We’re in the last chance saloon. If we say no we’ll be punished severely, like a wife who dared to have an opinion of her own, we’ll be walking into some doors soon if we don’t run, now, over the hills and far from this abusive relationship we’ve endured for so long. Now, for the sake of the kids, while the highway’s jammed with broken heroes, grab your opportunity and run like a bastard…
They say that to vote for change is harder than to vote for the status quo. It’s a leap of faith, with unknown consequences. That’s the only possible reason I can give for the outbreak of cowardice that gripped the Scottish public yesterday. It’s Friday September 19th. Scotland is still broken, limping and lame, but the wound is self-inflicted this time around. It wasn’t even close in the end. Bits of Glasgow and Dundee said yes, but that was about it. So next time anyone Scottish moans on about the Tories or the government 400 miles away that doesn’t care, just tell them to shut the fuck up and fuck the fuck off (unless they’re bigger and drunker than you are). We had our chance and we blew it. They can do what they want to us now. They’ve taken the oil and given us their nuclear weapons storage facilities in return; they’ve played political experiments with us and now we wanna be their dog, willing victims begging for more. It’s depressing, demeaning, dispiriting and disappointing.
There is of course a school of thought that says it’s better to subvert from within. That school of thought probably never witnessed Britain’s slow, methodical abandonment of Scotland—the shipyards and the coalmines gone, the heavy industry and the trade gone. If people were frightened that English businesses would leave Scotland if it gained independence they’ve only to look at the last forty years to see that a precedent has already been set. So subversion from within is the only option now. Salmond’s going, Sheridan and Galloway are walking political cartoons and there’s no solid opposition, the road is clear for UKIP and an extension to British Nationalism under one flag. There ain’t no tartan in the Union Jack—just underneath it. This is something we’ll need to struggle against constantly and slowly. They say it’s impossible for a camel to pass through the eye of a needle, but that’s not strictly true.
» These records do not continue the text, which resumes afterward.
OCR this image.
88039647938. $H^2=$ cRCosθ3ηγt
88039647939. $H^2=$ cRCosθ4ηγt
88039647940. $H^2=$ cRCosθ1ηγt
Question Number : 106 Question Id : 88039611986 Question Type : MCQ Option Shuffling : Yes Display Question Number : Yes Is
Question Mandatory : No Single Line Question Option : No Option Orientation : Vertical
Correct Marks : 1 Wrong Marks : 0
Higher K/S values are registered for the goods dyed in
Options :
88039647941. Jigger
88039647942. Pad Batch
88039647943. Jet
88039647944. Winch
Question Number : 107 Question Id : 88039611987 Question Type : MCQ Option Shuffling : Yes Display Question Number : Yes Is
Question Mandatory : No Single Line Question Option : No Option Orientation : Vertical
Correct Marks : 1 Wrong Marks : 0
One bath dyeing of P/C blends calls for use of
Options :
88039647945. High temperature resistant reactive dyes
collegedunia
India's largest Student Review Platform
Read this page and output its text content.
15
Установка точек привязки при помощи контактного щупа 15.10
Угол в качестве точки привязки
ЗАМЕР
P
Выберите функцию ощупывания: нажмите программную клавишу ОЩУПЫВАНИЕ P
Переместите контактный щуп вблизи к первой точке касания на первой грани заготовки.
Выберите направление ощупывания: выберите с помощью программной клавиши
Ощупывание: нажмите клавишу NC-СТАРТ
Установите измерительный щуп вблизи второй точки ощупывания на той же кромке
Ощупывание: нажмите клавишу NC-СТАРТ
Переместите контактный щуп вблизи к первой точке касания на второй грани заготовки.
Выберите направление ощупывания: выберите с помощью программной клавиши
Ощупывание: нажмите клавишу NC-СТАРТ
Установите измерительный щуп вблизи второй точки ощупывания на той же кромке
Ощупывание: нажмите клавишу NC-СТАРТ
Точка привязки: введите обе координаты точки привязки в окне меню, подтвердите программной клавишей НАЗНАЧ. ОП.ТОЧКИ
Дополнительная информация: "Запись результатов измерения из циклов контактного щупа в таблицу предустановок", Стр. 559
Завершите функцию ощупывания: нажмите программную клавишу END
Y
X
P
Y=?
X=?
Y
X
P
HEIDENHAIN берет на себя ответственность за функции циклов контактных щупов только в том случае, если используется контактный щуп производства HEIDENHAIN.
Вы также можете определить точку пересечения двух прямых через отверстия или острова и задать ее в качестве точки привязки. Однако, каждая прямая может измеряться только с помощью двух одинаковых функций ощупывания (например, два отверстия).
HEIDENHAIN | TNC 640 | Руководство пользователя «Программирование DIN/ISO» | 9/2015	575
Someone once said (it might have been Terry Pratchett, it certainly sounds like one of his) that it’s entirely possible; all you need is a blender, a fine-needle syringe and a great deal of patience. That’s what we’ll need now; patience is our only option, but in the meantime the nightmare stalks the land and there’s no lights. Bagpipes are droning down into silence all over Scotland, we will not in our lifetimes hear them squeal again. Hey, every cloud. In the meantime, there’s a road in Lockerbie called Cameron Close, and someone has scrawled a message under the street sign that reads “He fuckin is now”. David Cameron is a happy man. Well, come away in, Dave, you’ll have had your tea.